Asked how close Senate Democrats are to securing 60 votes on climate legislation, Durbin replied, “I don’t know. We need some more.”
As for the Waxman-Markey proposal, House Democrats see their measure as a springboard to action in the Senate.
“Our goal is to resolve the energy and environmental issues all in one bill, because ultimately we believe that’s the frame that has to work and we think ultimately that will make it easier for the Senate to put together a coalition that can pass legislation,” Markey said.
But a large number of senators took a different view.
“I’m not sure how it’s going to be done here, but my guess is it’ll be done differently than in the House,” said Senate Minority Whip Jon Kyl (R-Ariz.).
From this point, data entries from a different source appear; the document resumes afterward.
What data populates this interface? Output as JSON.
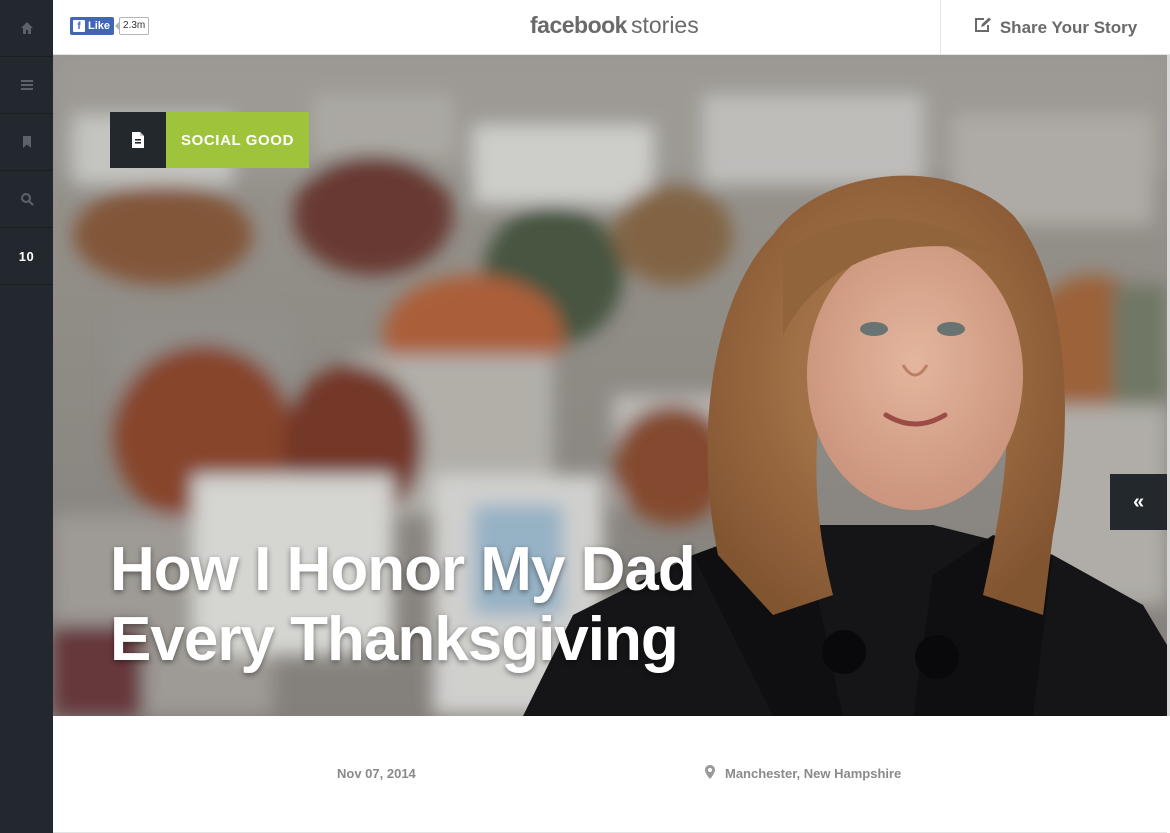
{
  "sidebar": {
    "items": [
      {
        "icon": "home-icon"
      },
      {
        "icon": "menu-icon"
      },
      {
        "icon": "bookmark-icon"
      },
      {
        "icon": "search-icon"
      }
    ],
    "count": "10"
  },
  "topbar": {
    "like_label": "Like",
    "like_count": "2.3m",
    "brand_bold": "facebook",
    "brand_light": "stories",
    "share_label": "Share Your Story"
  },
  "hero": {
    "category_icon": "document-icon",
    "category": "SOCIAL GOOD",
    "headline_line1": "How I Honor My Dad",
    "headline_line2": "Every Thanksgiving",
    "collapse_label": "«"
  },
  "meta": {
    "date": "Nov 07, 2014",
    "location": "Manchester, New Hampshire"
  },
  "colors": {
    "sidebar_bg": "#22282d",
    "accent_green": "#9fc33b",
    "fb_blue": "#4267b2",
    "muted_text": "#8a8a8a"
  }
}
Sen. Joe Lieberman (I-Conn.), a longtime co-sponsor of climate legislation, said the Waxman-Markey proposal presses a bit more aggressively on emission limits than anything capable of passing the Senate.
“I would support something slightly different,” Lieberman said. “But look, it’s very important to start this process and I think if Chairman Waxman can get a bill out of his committee before Memorial Day, which I believe is his goal, is a step forward. I don’t think what he’s proposing will pass the, will get 60 votes in the Senate, so we’re going to have to deal with that, but it’s a beginning.”
Several senators also rejected the idea of clumping energy and climate into one package akin to how the House has addressed the issue.
“I don’t think this is the best way to proceed at all,” said Sen. Byron Dorgan (D-N.D.), a member of the Energy and Natural Resources Committee, noting that an energy bill can spur renewables development and efficiency that helps with subsequent emissions curbs.
“I feel very strongly we should do an energy bill first, which moves you in the direction of climate change,” Dorgan said.
If the Senate does do two bills, that will guarantee no final climate bill until 2010, since the House would have to go back and disaggregate its bill, and then vote on an energy bill, reconcile it with the Senate, vote on it again — and then do the same thing with the climate part!